While writing an obituary for George Box, I stumbled on something I thought was ingenious: a method for generating independent pairs of numbers drawn from the normal distribution.

I’ll concede: that’s not necessarily something that makes the average reader-in-the-street stop in their tracks and say “Wow!” In honesty, it would probably make the average reader-in-the-street rapidly become a reader-on-the-other-side-of-the-street. However, I thought an article on it might provide some insight into two mathematical minds: that of George Box, one of the greatest ((If not the greatest)) statisticians of the 20th century, and that of me, possibly the greatest mathematical hack of the 21st.

How the Box-Muller transform works

If you want to apply the Box-Muller transform, you need two numbers drawn from a uniform distribution - so they’re equally likely to take on any value between 0 and 1. Let’s call these numbers $U$ and $V$. Box and Muller claim that if you work out

\(X = \\sqrt{-2 \\ln (U)} \\cos (2\\pi V)\) and \(Y = \\sqrt{-2 \\ln (U)} \\sin (2\\pi V)\)

then $X$ and $Y$ are independent (information about one tells you nothing about the other) and normally distributed with a mean of 0 and a standard deviation of 1. I’m not going to prove that, because I don’t know how, but I can explain what’s happening.

There’s a hint in my choices of letter: you might recognise that you could simplify these down to $X = R \cos(\theta)$ and $Y = R\sin(\theta)$, which are just the sides of a triangle. The $R = \sqrt{-2\ln(U)}$ is the distance from $(0,0)$ - because $U$ is between 0 and 1, $\ln(U)$ is anywhere from $-\infty$ to 0 ((It’s exponentially distributed, since you ask.)) Multiplying by -2 turns it into a nice positive number (so you can take its square root really) and tends to reduce the distance from the origin.
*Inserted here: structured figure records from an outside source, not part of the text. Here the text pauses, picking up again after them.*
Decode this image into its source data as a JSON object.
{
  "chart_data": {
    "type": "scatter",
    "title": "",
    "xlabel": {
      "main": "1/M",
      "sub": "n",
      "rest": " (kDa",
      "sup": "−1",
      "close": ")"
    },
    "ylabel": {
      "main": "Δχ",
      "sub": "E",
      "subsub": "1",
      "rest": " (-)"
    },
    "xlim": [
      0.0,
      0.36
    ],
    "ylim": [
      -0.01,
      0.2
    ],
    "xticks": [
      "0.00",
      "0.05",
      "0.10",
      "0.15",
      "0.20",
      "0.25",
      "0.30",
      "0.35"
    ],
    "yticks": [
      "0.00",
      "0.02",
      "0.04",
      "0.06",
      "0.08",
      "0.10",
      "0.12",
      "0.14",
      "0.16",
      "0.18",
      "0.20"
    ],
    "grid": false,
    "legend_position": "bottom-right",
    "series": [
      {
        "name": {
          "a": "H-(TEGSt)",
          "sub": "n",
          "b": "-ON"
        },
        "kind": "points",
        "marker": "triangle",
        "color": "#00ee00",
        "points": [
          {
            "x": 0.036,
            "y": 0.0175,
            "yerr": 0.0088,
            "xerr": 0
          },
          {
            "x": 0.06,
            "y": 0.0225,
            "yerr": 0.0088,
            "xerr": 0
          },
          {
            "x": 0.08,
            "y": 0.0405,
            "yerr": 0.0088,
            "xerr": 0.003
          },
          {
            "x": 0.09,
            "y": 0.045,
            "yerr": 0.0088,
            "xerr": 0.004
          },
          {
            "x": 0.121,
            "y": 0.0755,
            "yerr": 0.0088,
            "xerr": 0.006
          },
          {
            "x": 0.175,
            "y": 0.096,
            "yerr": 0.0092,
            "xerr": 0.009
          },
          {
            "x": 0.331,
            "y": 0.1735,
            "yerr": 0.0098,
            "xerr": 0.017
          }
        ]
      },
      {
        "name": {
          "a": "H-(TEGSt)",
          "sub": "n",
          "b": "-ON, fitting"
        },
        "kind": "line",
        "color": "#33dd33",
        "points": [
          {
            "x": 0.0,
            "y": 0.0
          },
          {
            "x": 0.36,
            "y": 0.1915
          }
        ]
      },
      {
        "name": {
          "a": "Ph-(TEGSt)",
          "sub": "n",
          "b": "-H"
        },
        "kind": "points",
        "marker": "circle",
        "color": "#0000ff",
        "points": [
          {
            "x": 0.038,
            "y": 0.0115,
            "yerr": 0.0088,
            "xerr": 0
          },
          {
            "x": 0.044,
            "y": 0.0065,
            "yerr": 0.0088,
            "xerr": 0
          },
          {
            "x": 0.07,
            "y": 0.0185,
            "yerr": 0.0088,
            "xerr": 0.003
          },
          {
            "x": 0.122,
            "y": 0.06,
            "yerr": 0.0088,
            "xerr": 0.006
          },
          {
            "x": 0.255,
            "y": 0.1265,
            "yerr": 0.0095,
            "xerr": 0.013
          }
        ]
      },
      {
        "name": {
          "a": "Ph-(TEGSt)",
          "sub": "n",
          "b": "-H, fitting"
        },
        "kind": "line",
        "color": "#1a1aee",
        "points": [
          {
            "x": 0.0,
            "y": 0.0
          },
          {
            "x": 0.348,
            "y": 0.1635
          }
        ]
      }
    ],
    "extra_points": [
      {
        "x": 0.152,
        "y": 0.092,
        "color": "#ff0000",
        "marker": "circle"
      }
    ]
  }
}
For normally-distributed variables, you want the distances to clump up in the middle; that’s what the 2 is for.

The $\theta = 2\pi V$ is much simpler: it just says ‘move in a random direction’.

What Colin did next

My immediate thought was, ‘I wonder if I can use that to work out the probability tables for $z$-scores you get in formula books!’ What do you mean, that wasn’t your immediate thought? ((Weirdo!)) Long story short: the answer is no; I just wanted to show you my thought process and that not everything in maths works out as neatly as you’d like.

My insight was that the probability of generating an $X$ value smaller than some constant $k$ would be the same as the probability of generating $U$ and $V$ values that gave smaller $X$s. So far so obvious! In that case, it’s just a case of rearranging the formulas to get expressions for (say) $V$ in terms of $U$ and integrating to find the appropriate area.

So I tried that:

\[\\sqrt{-2 \\ln (U)} \\cos(2\\pi V) = k \\\\ \\cos(2\\pi V) = \\sqrt{ \\frac{k^2}{-2\\ln(U)}} \\\\ V = \\frac{1}{2\\pi}\\cos^{-1}\\left( \\sqrt{ \\frac{k^2}{-2\\ln(U)}} \\right)\]

Yikes. I don’t fancy trying to integrate that - the arccos is bad enough, but the $\ln(U)$ on the bottom? Forget about it.

Let’s try the other way:

\[\\sqrt{-2 \\ln (U)} \\cos(2\\pi V) = k \\\\ -2\\ln(U) = k^2 \\sec^2(2\\pi V) \\\\ U = e^{-\\frac{k^2}{2}\\sec^2(2\\pi V)}\]

Curses! I don’t think that’s going to work, either. $e^{\sec^2 x}$ isn’t an integral I know how to do - so I’m stymied.

Back to the drawing board, I’m afraid - this time, I didn’t get the cookie of a new maths discovery; the difference between a poor mathematician and a decent mathematician is that a poor mathematician says “I got it wrong, I’m rubbish;” the decent mathematician says either “ah well. Next puzzle!” or “ah well! Try again.”

The great mathematicians, of course, see right to the end of the puzzle before they start.